Los bienaventurados que alcanzaron ya el Cielo son muy diferentes entre sí, pero tuvieron en esta vida
terrena un común distintivo: vivieron la caridad con quienes les rodeaban. El Señor dejó dicho: en esto
conocerán todos que sois mis discípulos, si os amáis unos a otros. Ésta es la característica de los Santos, de
aquellos que están ya en la presencia de Dios.
Nosotros nos encontramos caminando hacia el Cielo y muy necesitados de la misericordia del Señor, que
es grande y nos mantiene día a día. Hemos de pensar muchas veces en él y en las gracias que tenemos,
especialmente en los momentos de tentación o de desánimo.

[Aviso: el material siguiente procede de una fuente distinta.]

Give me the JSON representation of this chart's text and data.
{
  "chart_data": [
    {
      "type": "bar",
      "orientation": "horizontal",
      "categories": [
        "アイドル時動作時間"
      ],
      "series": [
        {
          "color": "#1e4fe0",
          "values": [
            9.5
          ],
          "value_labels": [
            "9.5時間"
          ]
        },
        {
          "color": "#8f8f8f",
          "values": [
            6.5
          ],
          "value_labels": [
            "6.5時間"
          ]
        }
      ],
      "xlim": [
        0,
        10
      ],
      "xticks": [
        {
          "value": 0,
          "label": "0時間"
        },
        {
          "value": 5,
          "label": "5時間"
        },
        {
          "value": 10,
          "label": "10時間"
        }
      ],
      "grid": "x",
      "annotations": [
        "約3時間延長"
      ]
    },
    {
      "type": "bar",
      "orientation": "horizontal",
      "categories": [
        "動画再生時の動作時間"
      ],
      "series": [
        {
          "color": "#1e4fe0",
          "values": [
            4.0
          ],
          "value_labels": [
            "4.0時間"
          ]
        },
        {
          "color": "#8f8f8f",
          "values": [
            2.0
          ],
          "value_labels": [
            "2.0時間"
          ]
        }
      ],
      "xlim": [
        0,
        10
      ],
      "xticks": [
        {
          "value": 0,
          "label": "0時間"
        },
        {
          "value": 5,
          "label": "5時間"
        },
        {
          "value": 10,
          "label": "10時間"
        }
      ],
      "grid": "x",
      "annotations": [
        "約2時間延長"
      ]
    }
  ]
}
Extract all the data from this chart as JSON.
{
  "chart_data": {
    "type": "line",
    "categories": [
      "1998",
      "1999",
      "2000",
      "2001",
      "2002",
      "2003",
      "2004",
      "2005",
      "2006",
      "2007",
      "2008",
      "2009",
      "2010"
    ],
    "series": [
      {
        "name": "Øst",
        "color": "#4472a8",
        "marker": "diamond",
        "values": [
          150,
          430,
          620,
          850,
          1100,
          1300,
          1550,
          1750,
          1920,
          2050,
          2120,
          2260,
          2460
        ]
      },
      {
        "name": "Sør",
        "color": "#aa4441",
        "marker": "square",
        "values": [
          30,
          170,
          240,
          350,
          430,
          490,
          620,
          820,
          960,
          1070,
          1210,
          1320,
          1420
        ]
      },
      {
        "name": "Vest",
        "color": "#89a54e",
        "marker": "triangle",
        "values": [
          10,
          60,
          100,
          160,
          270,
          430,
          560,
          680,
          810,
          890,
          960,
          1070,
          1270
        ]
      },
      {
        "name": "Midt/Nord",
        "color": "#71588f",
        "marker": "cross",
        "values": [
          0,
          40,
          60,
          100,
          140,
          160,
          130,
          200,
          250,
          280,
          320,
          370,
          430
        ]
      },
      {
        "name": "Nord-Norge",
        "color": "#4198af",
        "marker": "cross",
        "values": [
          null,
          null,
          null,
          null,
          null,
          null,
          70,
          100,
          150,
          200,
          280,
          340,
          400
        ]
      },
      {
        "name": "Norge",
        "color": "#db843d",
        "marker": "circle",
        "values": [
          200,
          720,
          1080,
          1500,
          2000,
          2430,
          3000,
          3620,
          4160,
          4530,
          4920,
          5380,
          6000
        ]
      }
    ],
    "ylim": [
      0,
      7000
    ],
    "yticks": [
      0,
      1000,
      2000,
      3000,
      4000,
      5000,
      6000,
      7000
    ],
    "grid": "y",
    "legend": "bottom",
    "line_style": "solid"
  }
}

Allí nos espera una multitud incontable de amigos. Ellos «pueden prestarnos ayuda, no sólo porque la luz
del ejemplo brilla sobre nosotros y hace más fácil a veces que veamos lo que tenemos que hacer, sino
también porque nos socorren con sus oraciones, que son fuertes y sabias, mientras las nuestras son tan
débiles y ciegas. Cuando os asoméis en una noche de noviembre y veáis el firmamento constelado de
estrellas, pensad en los innumerables santos del Cielo, que están dispuestos a ayudarnos...». Nos llenará de
esperanza en los momentos difíciles. En el Cielo nos espera la Virgen para darnos la mano y llevarnos a la
presencia de su Hijo, y de tantos seres queridos como allí nos aguardan.